Para envío
La soberanía de la que hablo tiene poca cosa que ver con la de los Estados, la definida por el derecho internacional. Hablo en general de un aspecto opuesto, en la vida humana, al aspecto servil o subordinado.
En otro tiempo, la soberanía perteneció a aquellos que, con los nombres de jefe, de faraón, de rey, de rey de reyes, desempeñaron un papel de primer orden en la formación del ser con el que nos identificamos, del ser humano actual.

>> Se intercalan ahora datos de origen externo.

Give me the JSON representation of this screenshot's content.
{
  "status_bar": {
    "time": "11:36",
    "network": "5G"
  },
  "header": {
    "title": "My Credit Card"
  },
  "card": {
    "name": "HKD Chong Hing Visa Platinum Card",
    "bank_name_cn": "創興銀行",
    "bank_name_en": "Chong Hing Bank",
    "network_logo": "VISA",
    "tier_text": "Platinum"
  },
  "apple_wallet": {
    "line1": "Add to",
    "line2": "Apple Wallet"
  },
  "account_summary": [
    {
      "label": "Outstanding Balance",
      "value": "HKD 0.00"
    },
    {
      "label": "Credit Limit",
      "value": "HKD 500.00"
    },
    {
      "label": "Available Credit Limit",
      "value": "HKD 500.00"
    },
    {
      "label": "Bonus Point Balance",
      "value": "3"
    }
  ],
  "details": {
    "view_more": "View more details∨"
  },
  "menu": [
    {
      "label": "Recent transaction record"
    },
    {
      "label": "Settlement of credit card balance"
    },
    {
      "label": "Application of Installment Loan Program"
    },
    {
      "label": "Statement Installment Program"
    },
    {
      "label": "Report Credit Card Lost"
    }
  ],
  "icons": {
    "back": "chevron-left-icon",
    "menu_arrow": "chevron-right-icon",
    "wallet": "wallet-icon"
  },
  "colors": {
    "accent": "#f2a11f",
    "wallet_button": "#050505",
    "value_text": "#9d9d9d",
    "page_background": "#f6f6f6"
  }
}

Pero perteneció igualmente a las diversas divinidades, una de cuyas formas es el dios supremo, así como a los sacerdotes que las sirvieron y las encarnaron, que a veces formaron una unidad con los reyes; la soberanía perteneció, finalmente, a toda una jerarquía feudal o sacerdotal que sólo presentó con aquellos que ocuparon su cima una diferencia de grado. Pero también: pertenece esencialmente a todos los hombres que poseen y nunca han perdido del todo el valor atribuido a los dioses y a los «dignatarios». Hablaré ampliamente de estos últimos porque exponen este valor con una ostentación que a veces va de la mano de una profunda indignidad. También mostraré que al exponerlo lo alteran.
Nunca tendré en mente, aunque lo parezca, sino la soberanía aparentemente perdida de la que el mendigo, a veces, puede estar tan cerca como el gran señor, pero a la que, en principio, el más ajeno es deliberadamente el burgués. A veces, el burgués dispone de recursos que le permitirían gozar soberanamente de las posibilidades de este mundo, pero en su naturaleza está entonces el gozar de ellos de una forma solapada, a la que se esfuerza por darle la apariencia de la utilidad servil.